Given the similarity between anxiety, drug addiction, and anger (see above, and also see Walsh et al., 2018), future research should investigate environmental cues that leads to anger. Furthermore, there has been research on the acquisition of emotional responses in the domain of fear and anxiety. Along these lines, given the potential similar role for ventromedial prefrontal cortex and also amygdala in both anxiety and anger, it is possible treatments used for anxiety can successfully also manage anger. Our study has implications for counselling services in high (secondary) schools for mitigating violence and aggression (Arfasa & Weldmeskel, 2020). Counselling techniques should include methods to enhance anger control (by activating the ventromedial prefrontal cortex). These techniques can help improve academic and emotional performance of high school students (Arfasa & Weldmeskel, 2020).
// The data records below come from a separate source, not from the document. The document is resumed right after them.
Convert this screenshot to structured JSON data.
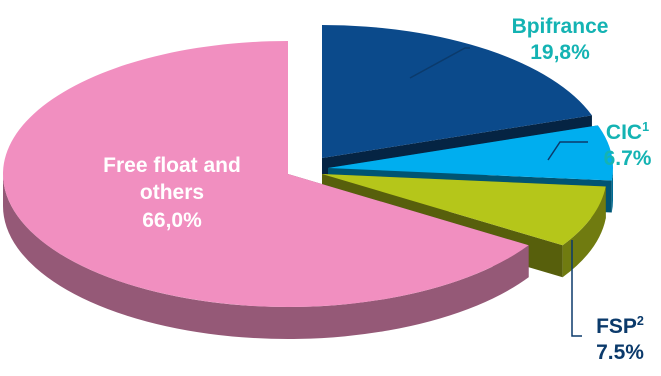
{
  "chart_data": {
    "type": "pie",
    "title": "",
    "slices": [
      {
        "label": "Bpifrance",
        "sup": "",
        "value_label": "19,8%",
        "value": 19.8,
        "color": "#0b4a8b",
        "label_color": "#14b3b3"
      },
      {
        "label": "CIC",
        "sup": "1",
        "value_label": "6.7%",
        "value": 6.7,
        "color": "#00aeef",
        "label_color": "#14b3b3"
      },
      {
        "label": "FSP",
        "sup": "2",
        "value_label": "7.5%",
        "value": 7.5,
        "color": "#b5c61a",
        "label_color": "#0b3a6b"
      },
      {
        "label": "Free float and others",
        "sup": "",
        "value_label": "66,0%",
        "value": 66.0,
        "color": "#f18fc0",
        "label_color": "#ffffff"
      }
    ]
  }
}
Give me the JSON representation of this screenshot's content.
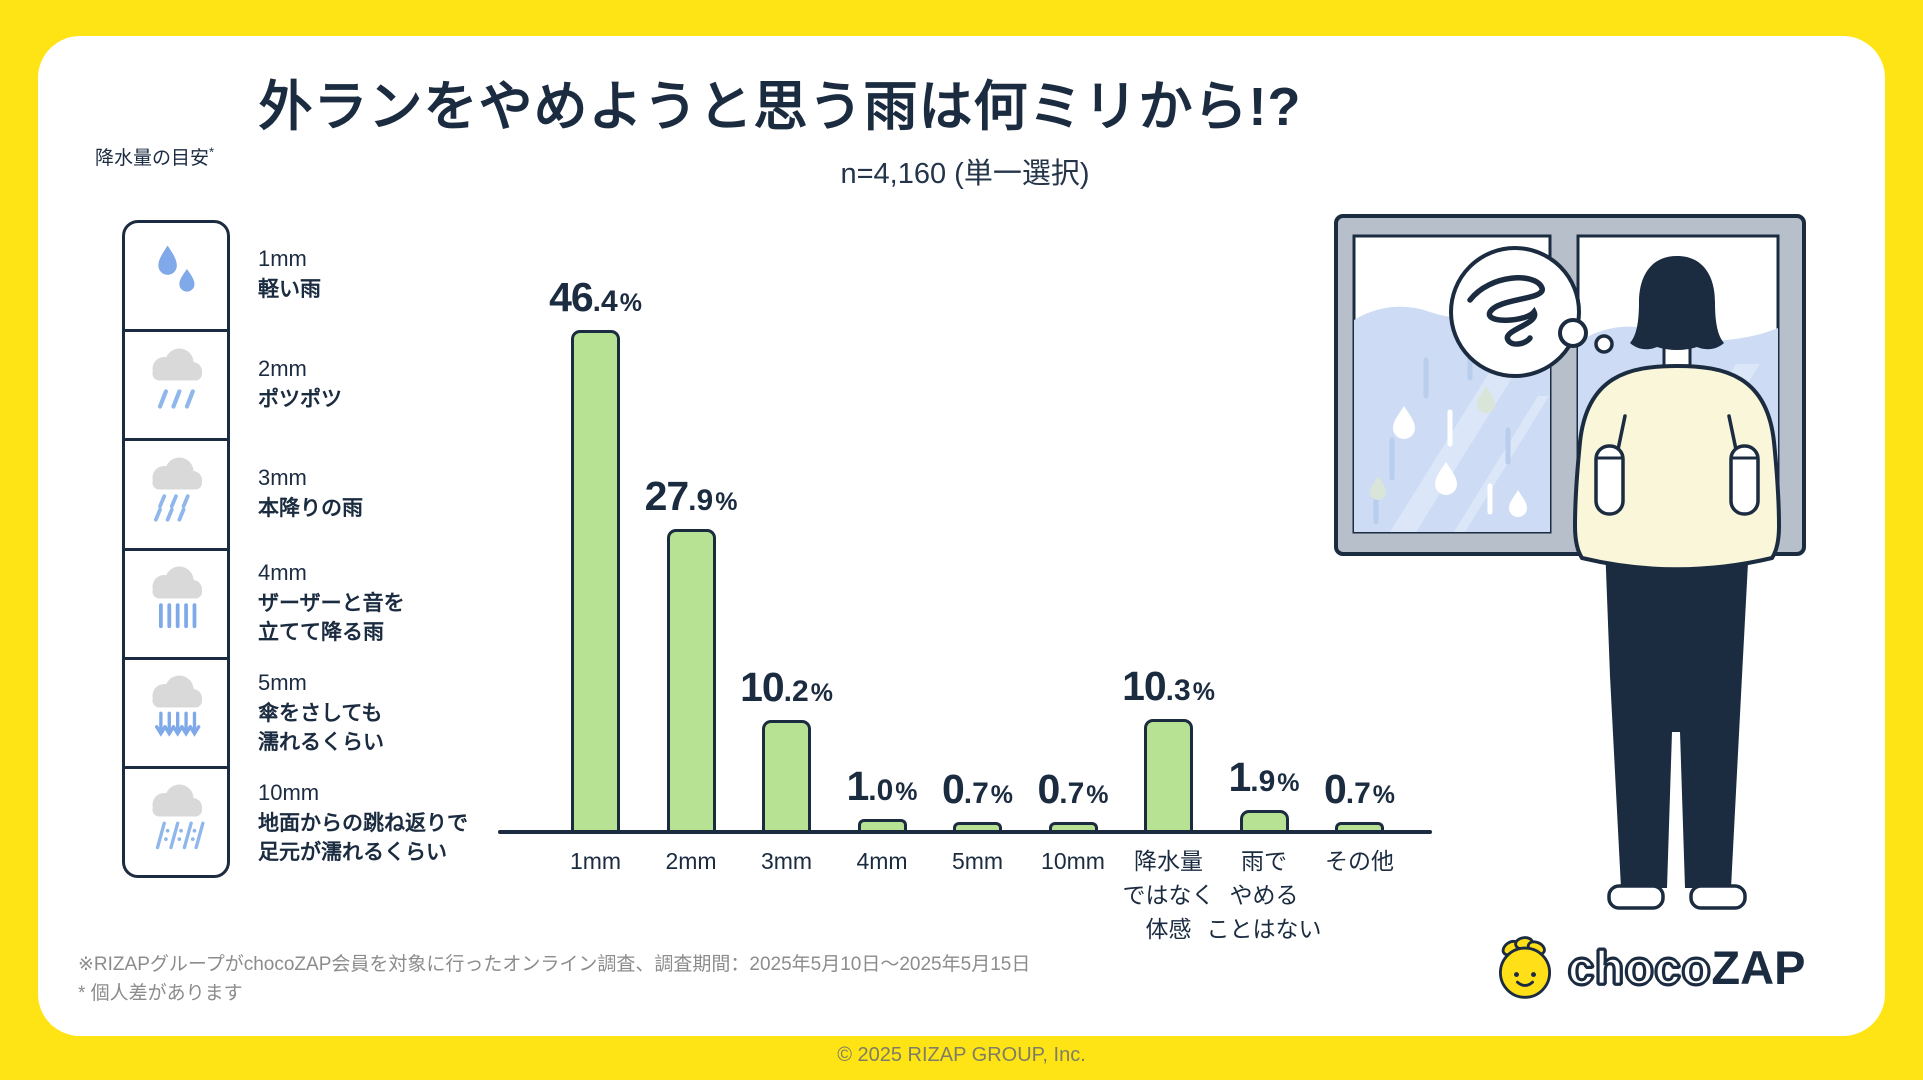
{
  "page": {
    "title": "外ランをやめようと思う雨は何ミリから!?",
    "subtitle": "n=4,160 (単一選択)",
    "footnote_line1": "※RIZAPグループがchocoZAP会員を対象に行ったオンライン調査、調査期間：2025年5月10日〜2025年5月15日",
    "footnote_line2": "* 個人差があります",
    "copyright": "© 2025 RIZAP GROUP, Inc."
  },
  "guide": {
    "header": "降水量の目安",
    "header_mark": "*",
    "items": [
      {
        "mm": "1mm",
        "desc": [
          "軽い雨"
        ],
        "icon": "rain-drops-icon"
      },
      {
        "mm": "2mm",
        "desc": [
          "ポツポツ"
        ],
        "icon": "cloud-light-drizzle-icon"
      },
      {
        "mm": "3mm",
        "desc": [
          "本降りの雨"
        ],
        "icon": "cloud-drizzle-icon"
      },
      {
        "mm": "4mm",
        "desc": [
          "ザーザーと音を",
          "立てて降る雨"
        ],
        "icon": "cloud-rain-icon"
      },
      {
        "mm": "5mm",
        "desc": [
          "傘をさしても",
          "濡れるくらい"
        ],
        "icon": "cloud-heavy-rain-icon"
      },
      {
        "mm": "10mm",
        "desc": [
          "地面からの跳ね返りで",
          "足元が濡れるくらい"
        ],
        "icon": "cloud-downpour-icon"
      }
    ]
  },
  "chart_data": {
    "type": "bar",
    "title": "外ランをやめようと思う雨は何ミリから!?",
    "subtitle": "n=4,160 (単一選択)",
    "categories": [
      [
        "1mm"
      ],
      [
        "2mm"
      ],
      [
        "3mm"
      ],
      [
        "4mm"
      ],
      [
        "5mm"
      ],
      [
        "10mm"
      ],
      [
        "降水量",
        "ではなく",
        "体感"
      ],
      [
        "雨で",
        "やめる",
        "ことはない"
      ],
      [
        "その他"
      ]
    ],
    "values": [
      46.4,
      27.9,
      10.2,
      1.0,
      0.7,
      0.7,
      10.3,
      1.9,
      0.7
    ],
    "unit": "%",
    "ylim": [
      0,
      50
    ],
    "grid": false,
    "legend": "none",
    "bar_fill": "#b7e293",
    "bar_border": "#1b2b40"
  },
  "logo": {
    "mascot": "chocozap-mascot-icon",
    "choco": "choco",
    "zap": "ZAP"
  },
  "colors": {
    "background_yellow": "#ffe415",
    "navy": "#1b2b40",
    "bar_green": "#b7e293",
    "gray_text": "#8c8c8c",
    "cloud_gray": "#d9d9d9",
    "rain_blue": "#7fa9e8"
  }
}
These points should be investigated in future studies.

Research has shown that anxiety can be acquired (Barot et al., 2009; Park et al., 2020; Rio-Alamos et al., 2015). However, to our knowledge, there are almost no research studies on how anger responses are acquired (or learned) in animals and humans. One exception is a study by Stephens and Groeger (2011) showing anger elicited in one situation can be carried over to subsequent similar scenarios.
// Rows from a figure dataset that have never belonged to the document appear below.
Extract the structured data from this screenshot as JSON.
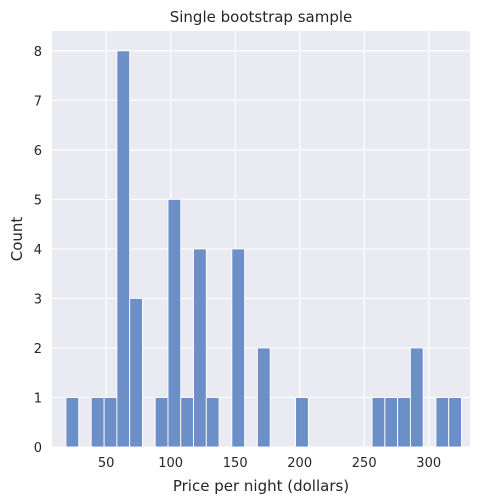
{
  "chart_data": {
    "type": "bar",
    "title": "Single bootstrap sample",
    "xlabel": "Price per night (dollars)",
    "ylabel": "Count",
    "xlim": [
      8,
      332
    ],
    "ylim": [
      0,
      8.4
    ],
    "x_ticks": [
      50,
      100,
      150,
      200,
      250,
      300
    ],
    "y_ticks": [
      0,
      1,
      2,
      3,
      4,
      5,
      6,
      7,
      8
    ],
    "grid": true,
    "colors": {
      "bar": "#6d8fc7",
      "background": "#eaeaf2",
      "grid": "#ffffff"
    },
    "bins": [
      {
        "start": 18.8,
        "end": 28.7,
        "count": 1
      },
      {
        "start": 38.4,
        "end": 48.4,
        "count": 1
      },
      {
        "start": 48.4,
        "end": 58.3,
        "count": 1
      },
      {
        "start": 58.3,
        "end": 68.2,
        "count": 8
      },
      {
        "start": 68.2,
        "end": 78.1,
        "count": 3
      },
      {
        "start": 88.0,
        "end": 97.9,
        "count": 1
      },
      {
        "start": 97.9,
        "end": 107.8,
        "count": 5
      },
      {
        "start": 107.8,
        "end": 117.7,
        "count": 1
      },
      {
        "start": 117.7,
        "end": 127.6,
        "count": 4
      },
      {
        "start": 127.6,
        "end": 137.5,
        "count": 1
      },
      {
        "start": 147.4,
        "end": 157.3,
        "count": 4
      },
      {
        "start": 167.2,
        "end": 177.1,
        "count": 2
      },
      {
        "start": 196.8,
        "end": 206.7,
        "count": 1
      },
      {
        "start": 256.1,
        "end": 266.0,
        "count": 1
      },
      {
        "start": 266.0,
        "end": 275.9,
        "count": 1
      },
      {
        "start": 275.9,
        "end": 285.8,
        "count": 1
      },
      {
        "start": 285.8,
        "end": 295.7,
        "count": 2
      },
      {
        "start": 305.6,
        "end": 315.5,
        "count": 1
      },
      {
        "start": 315.5,
        "end": 325.4,
        "count": 1
      }
    ]
  }
}
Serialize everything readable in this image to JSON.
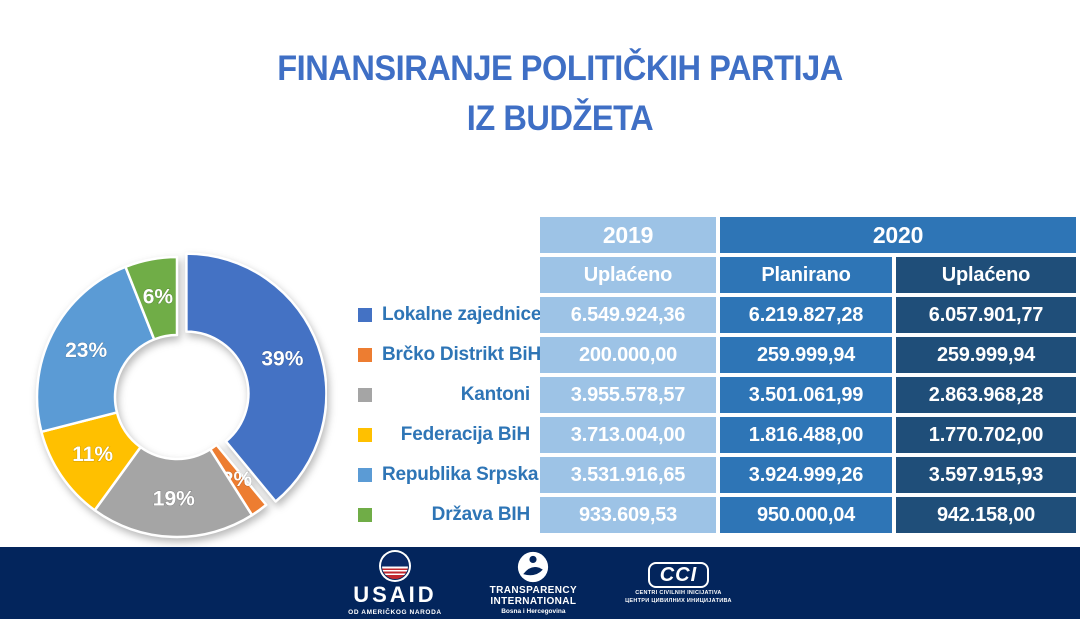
{
  "title": {
    "line1": "FINANSIRANJE POLITIČKIH PARTIJA",
    "line2": "IZ BUDŽETA"
  },
  "colors": {
    "title_blue": "#3F6FC5",
    "cell_light": "#9DC3E6",
    "cell_medium": "#2E75B6",
    "cell_dark": "#1F4E79",
    "legend_text": "#2E75B6",
    "footer_bg": "#03255C"
  },
  "chart_data": {
    "type": "pie",
    "donut": true,
    "title": "",
    "unit": "%",
    "start_angle_deg": 0,
    "exploded_index": 0,
    "labels": [
      "Lokalne zajednice",
      "Brčko Distrikt BiH",
      "Kantoni",
      "Federacija BiH",
      "Republika Srpska",
      "Država BIH"
    ],
    "values": [
      39,
      2,
      19,
      11,
      23,
      6
    ],
    "colors": [
      "#4472C4",
      "#ED7D31",
      "#A5A5A5",
      "#FFC000",
      "#5B9BD5",
      "#70AD47"
    ]
  },
  "table": {
    "year_2019": "2019",
    "year_2020": "2020",
    "col_headers": [
      "Uplaćeno",
      "Planirano",
      "Uplaćeno"
    ],
    "rows": [
      {
        "label": "Lokalne zajednice",
        "swatch": "#4472C4",
        "v2019": "6.549.924,36",
        "v2020p": "6.219.827,28",
        "v2020u": "6.057.901,77"
      },
      {
        "label": "Brčko Distrikt BiH",
        "swatch": "#ED7D31",
        "v2019": "200.000,00",
        "v2020p": "259.999,94",
        "v2020u": "259.999,94"
      },
      {
        "label": "Kantoni",
        "swatch": "#A5A5A5",
        "v2019": "3.955.578,57",
        "v2020p": "3.501.061,99",
        "v2020u": "2.863.968,28"
      },
      {
        "label": "Federacija BiH",
        "swatch": "#FFC000",
        "v2019": "3.713.004,00",
        "v2020p": "1.816.488,00",
        "v2020u": "1.770.702,00"
      },
      {
        "label": "Republika Srpska",
        "swatch": "#5B9BD5",
        "v2019": "3.531.916,65",
        "v2020p": "3.924.999,26",
        "v2020u": "3.597.915,93"
      },
      {
        "label": "Država BIH",
        "swatch": "#70AD47",
        "v2019": "933.609,53",
        "v2020p": "950.000,04",
        "v2020u": "942.158,00"
      }
    ]
  },
  "footer": {
    "usaid": {
      "name": "USAID",
      "sub": "OD AMERIČKOG NARODA"
    },
    "transparency": {
      "line1": "TRANSPARENCY",
      "line2": "INTERNATIONAL",
      "sub": "Bosna i Hercegovina"
    },
    "cci": {
      "name": "CCI",
      "sub1": "CENTRI CIVILNIH INICIJATIVA",
      "sub2": "ЦЕНТРИ ЦИВИЛНИХ ИНИЦИЈАТИВА"
    }
  }
}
Further, anger and aggression have been defined across different dimensions, such that there are state and trait anger and reactive and proactive aggression (see Introduction). However, it is not known how the different types of anger to relate to different types of aggression, which should be investigated in future work.
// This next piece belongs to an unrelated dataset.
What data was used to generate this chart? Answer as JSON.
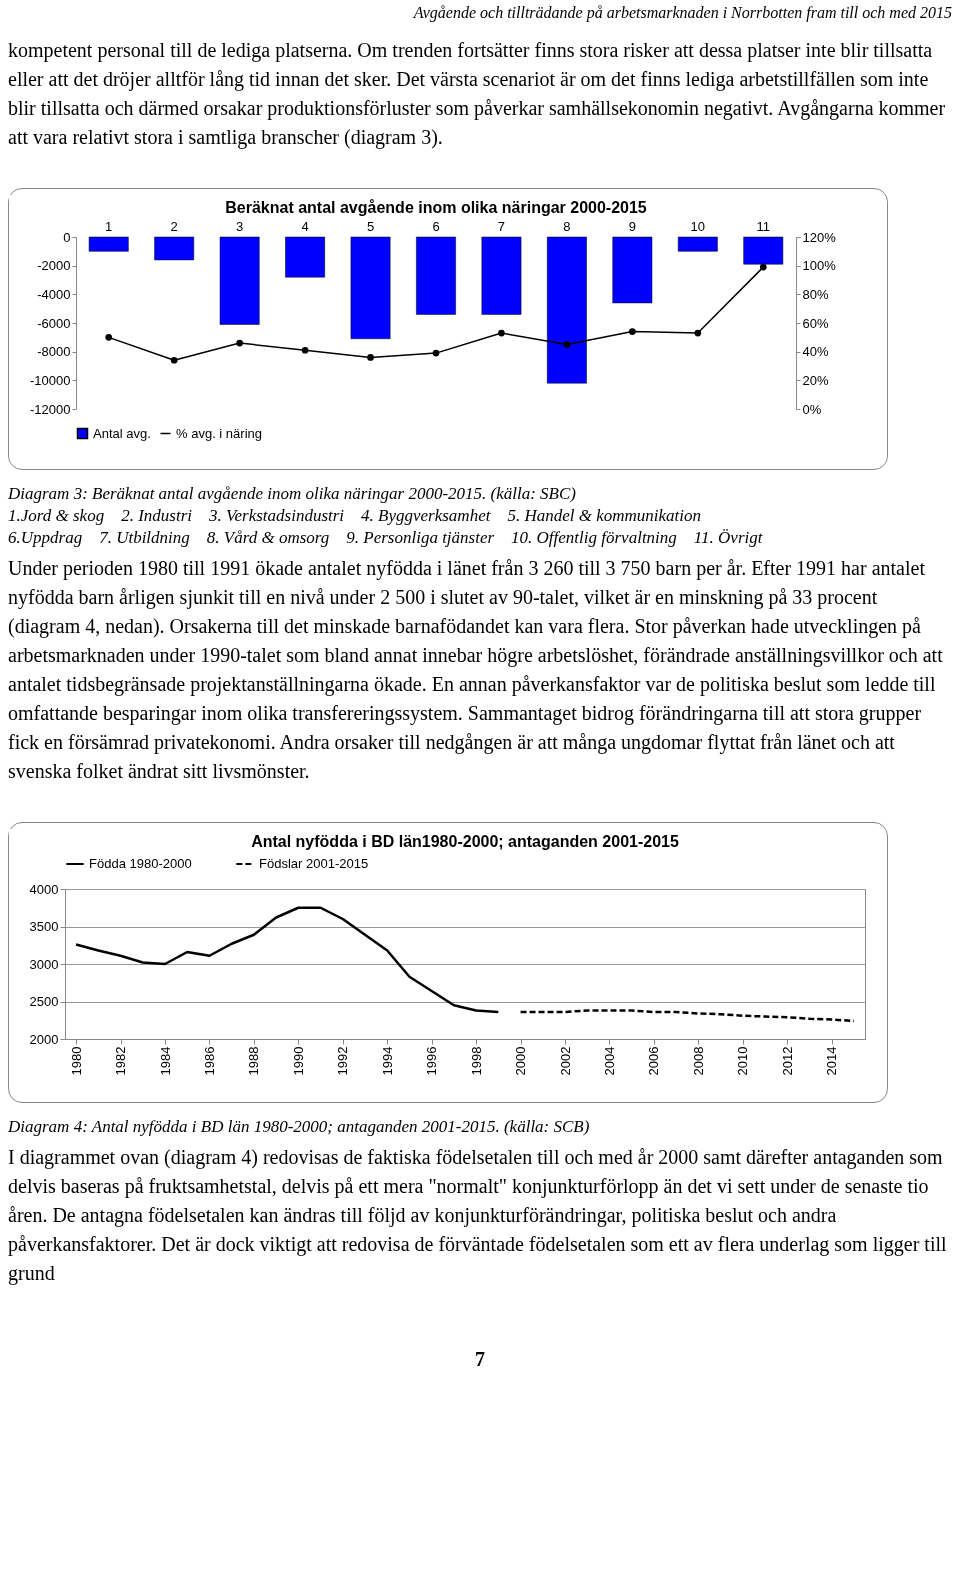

Furthermore, it is not clear why people are easier to have anger feelings when distressed (O'Grady et al., 2012; Onyedibe et al., 2020). It is possible that this is due to distress increases amygdala activity (Chen et al., 2017; Ressler, 2010), leading to anger induction. Another potential mechanism is stress causes homeostatic imbalance (Ladakis & Chouvarda, 2021), which can, in turn, increase anger feelings and expression (Robins & Novaco, 1999; Sorci et al., 2013; Williams, 2017). Further, future work should investigate mediating factors underlying the distress-anger relationship. It is possible that emotional regulation and mindfulness can help reduce anger in distress-related situations.

While it is well-documented that anger may impact decision making and lead to impulsivity, the reverse could also be correct. In other words, an individual’s decision making style may relate to their anger feelings. This can be studied in future studies by using the General Decision Making Style Questionnaire (Scott & Bruce, 1995). Individuals who score low in the rational decision making questions may also show more anger feelings.

Importantly, future research should also compare the existing treatments of anger and aggression including mindfulness and cognitive behavioral therapy. To our knowledge, there is only study that have compared mindfulness and cognitive behavioural therapy in the context of driving (Kazemeini et al., 2013). Given prior studies and the link between anger and distress, impulsivity, and emotional dysregulation, it is likely that mindfulness will be more effective at managing anger. Further, future work should investigate how both cognitive behavioural therapies and mindfulness modify erroneous beliefs related to anger, as discussed above (Meyerhoff & Rohan, 2016; Pittig et al., 2019).